We may remark, that the want of such mint deposits as are alluded to by Mr. Tudela is one of the principal sources of mistrust in revolutionary times; as the possessor of bullion will rather run the risk of smuggling, than the chance either of losing all his capital, or of being long deprived of its value in hard dollars, if he carries it in the regular channel to the Lima mint. The banks of Rescate to which Mr. Tudela refers, now so much desired in Peru, are only funds deposited in certain situations, and under proper superintendence, for the miner to be thereby enabled to exchange his piña at a fixed and just value in current money, by which he is put in possession of dollars as soon as his piña is ready for the market. And this, we may venture to say, is the only sort of bank calculated to be of real service to the dissolute miner; as it encourages his industry, without putting it in his power to outrun his credit with the bank, or of ruining himself and family, and kindling the worst of passions in consequence of forfeiting his mines, which would frequently be the case if these were accepted in security for cash advances, to be spent probably in feasts, frolics, cards, and dicing, instead of being applied to the professed purpose of working his mines or improving his property.

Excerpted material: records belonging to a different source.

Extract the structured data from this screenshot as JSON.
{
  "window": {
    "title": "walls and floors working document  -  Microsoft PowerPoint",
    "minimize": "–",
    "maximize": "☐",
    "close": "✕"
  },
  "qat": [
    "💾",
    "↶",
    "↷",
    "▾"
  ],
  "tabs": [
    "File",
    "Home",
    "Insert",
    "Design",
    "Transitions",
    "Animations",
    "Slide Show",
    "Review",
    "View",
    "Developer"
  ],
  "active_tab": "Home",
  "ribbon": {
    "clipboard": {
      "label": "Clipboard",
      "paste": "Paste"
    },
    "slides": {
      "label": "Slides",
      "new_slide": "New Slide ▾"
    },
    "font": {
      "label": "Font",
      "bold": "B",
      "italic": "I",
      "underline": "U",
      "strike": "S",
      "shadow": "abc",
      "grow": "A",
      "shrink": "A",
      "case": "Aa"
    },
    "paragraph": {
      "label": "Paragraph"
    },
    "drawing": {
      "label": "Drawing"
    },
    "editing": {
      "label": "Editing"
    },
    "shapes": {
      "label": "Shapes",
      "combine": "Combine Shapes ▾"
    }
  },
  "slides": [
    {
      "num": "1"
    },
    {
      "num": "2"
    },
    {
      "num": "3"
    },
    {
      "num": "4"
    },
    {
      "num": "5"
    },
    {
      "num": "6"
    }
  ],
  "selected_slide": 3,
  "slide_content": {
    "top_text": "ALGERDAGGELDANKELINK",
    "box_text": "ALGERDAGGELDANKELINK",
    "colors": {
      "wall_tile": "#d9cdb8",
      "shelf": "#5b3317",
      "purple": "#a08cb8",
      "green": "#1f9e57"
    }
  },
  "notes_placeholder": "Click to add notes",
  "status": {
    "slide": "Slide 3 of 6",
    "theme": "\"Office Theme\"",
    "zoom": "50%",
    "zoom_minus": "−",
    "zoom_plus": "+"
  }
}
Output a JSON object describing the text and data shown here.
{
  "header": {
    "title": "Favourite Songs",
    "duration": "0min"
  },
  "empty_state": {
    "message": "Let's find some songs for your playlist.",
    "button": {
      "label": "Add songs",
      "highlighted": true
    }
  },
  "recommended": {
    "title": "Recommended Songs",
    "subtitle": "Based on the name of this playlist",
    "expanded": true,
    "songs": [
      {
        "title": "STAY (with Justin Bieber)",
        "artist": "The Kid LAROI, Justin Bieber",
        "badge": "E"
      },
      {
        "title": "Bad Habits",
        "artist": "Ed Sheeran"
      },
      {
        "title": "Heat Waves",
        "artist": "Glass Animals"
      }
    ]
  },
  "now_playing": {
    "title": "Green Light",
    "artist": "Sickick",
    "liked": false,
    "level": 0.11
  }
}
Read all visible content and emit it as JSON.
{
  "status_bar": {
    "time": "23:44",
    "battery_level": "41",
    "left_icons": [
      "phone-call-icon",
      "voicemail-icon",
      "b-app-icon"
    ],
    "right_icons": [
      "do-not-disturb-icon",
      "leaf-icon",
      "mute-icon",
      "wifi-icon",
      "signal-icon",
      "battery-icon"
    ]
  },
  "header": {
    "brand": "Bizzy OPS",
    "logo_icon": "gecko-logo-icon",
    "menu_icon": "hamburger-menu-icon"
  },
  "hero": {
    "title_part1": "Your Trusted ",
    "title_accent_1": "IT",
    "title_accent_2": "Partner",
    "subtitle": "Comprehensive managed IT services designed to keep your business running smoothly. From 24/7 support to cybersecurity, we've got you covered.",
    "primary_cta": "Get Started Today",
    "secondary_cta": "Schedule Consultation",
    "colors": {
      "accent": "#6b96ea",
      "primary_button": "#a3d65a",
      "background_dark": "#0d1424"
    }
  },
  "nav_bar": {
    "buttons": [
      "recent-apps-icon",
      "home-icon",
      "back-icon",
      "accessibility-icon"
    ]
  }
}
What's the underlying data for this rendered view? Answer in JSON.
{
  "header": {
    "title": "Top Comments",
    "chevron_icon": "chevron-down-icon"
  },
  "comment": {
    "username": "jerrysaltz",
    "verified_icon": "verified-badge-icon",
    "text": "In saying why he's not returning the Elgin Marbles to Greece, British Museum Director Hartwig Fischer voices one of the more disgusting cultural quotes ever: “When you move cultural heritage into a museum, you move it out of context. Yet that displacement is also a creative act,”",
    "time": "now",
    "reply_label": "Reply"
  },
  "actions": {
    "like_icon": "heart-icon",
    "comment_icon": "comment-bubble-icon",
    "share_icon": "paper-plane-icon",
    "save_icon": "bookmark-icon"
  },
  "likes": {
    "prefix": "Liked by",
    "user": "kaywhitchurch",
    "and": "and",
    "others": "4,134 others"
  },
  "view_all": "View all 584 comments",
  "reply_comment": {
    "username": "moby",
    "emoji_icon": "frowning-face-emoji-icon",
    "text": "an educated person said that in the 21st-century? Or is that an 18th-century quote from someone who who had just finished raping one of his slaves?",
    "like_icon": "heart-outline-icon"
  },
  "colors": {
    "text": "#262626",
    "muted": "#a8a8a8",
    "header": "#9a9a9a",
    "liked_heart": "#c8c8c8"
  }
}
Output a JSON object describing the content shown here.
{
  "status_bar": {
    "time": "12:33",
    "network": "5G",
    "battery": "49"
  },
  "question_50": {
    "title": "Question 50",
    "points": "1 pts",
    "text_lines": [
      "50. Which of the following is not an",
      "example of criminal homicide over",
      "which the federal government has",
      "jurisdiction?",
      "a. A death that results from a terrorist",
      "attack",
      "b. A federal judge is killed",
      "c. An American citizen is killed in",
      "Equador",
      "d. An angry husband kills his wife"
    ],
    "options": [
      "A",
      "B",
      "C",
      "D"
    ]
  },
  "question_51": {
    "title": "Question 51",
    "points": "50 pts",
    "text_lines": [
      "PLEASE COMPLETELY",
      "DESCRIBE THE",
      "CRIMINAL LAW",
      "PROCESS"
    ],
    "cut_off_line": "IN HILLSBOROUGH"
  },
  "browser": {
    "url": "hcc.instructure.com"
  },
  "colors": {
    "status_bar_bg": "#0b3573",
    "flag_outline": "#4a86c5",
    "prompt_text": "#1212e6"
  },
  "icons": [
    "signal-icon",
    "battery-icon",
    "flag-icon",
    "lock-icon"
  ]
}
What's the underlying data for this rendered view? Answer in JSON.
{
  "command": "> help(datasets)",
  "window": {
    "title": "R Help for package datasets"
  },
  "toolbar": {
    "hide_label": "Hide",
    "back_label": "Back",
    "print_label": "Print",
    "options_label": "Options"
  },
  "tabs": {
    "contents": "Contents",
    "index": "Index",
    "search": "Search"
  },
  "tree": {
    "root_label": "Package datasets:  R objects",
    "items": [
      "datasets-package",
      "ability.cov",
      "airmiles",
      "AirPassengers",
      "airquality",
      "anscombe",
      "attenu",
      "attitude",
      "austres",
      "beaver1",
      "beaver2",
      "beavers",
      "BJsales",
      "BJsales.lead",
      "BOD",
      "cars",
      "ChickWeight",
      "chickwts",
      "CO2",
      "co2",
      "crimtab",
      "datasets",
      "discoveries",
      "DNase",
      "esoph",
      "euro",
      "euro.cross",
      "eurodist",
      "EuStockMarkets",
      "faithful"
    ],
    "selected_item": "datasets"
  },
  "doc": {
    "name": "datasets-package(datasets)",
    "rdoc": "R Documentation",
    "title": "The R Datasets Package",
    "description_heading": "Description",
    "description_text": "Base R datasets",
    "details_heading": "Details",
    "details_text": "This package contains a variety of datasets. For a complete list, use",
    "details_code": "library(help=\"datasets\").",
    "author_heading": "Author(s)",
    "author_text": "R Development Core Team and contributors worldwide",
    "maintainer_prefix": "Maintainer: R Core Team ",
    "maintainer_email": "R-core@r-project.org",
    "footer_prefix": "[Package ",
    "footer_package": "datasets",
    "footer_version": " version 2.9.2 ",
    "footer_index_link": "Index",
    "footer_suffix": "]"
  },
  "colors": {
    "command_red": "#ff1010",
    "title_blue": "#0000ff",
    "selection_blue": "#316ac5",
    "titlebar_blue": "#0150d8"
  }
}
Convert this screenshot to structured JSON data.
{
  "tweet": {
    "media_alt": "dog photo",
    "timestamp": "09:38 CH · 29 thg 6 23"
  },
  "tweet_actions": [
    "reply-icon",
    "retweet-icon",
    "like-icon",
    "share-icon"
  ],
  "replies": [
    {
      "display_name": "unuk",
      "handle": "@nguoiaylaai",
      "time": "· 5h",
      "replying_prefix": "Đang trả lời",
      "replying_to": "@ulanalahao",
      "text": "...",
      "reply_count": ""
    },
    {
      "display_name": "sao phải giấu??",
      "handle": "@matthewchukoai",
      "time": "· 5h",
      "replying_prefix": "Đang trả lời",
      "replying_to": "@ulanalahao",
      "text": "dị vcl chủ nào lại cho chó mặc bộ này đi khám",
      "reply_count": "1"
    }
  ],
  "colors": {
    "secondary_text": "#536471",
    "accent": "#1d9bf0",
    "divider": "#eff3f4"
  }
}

The number of marcs[6] of silver reduced to bars, in the foundery at Cerro Pasco, from the year 1825 to 1836 inclusive, is, according to the best information, as follows:—

Years.Marcs.
182556,971
1826163,852
1827221,707
1828201,330
182982,031
183095,265
1831135,134
1832219,378
1833257,669
1834272,558
1835246,820
1836237,840
2,190,555

CHAPTER II.

Descent from Pasco to Huanuco.—Succession of works for grinding and amalgamating silver ore.—Quinoa.—Cajamarquilla.—Huariaca.—San Rafael.—Ambo.—Vale of Huanuco; its beauties and advantages.—State of agriculture in this vale, and traffic with Pasco.—The College named La Virtud Peruana.—Steam navigation on the river Huallaga, and civilization of the wild Indians of the Montaña.—Natural productions of the Montaña.

Some of the valleys in Peru, like that by Obrajillo and Canta, extend from the coast to the Cordillera: some are only a few leagues of rapid descent from the puna or lofty table-land, as Tarma, for example, from the heights of Junin; but others sink deeply into the bosom of the central Andes, or dip under the brow of the Montaña, as, for example, Guarrigancha and Huanuco, of the latter of which we purpose to offer a more particular account.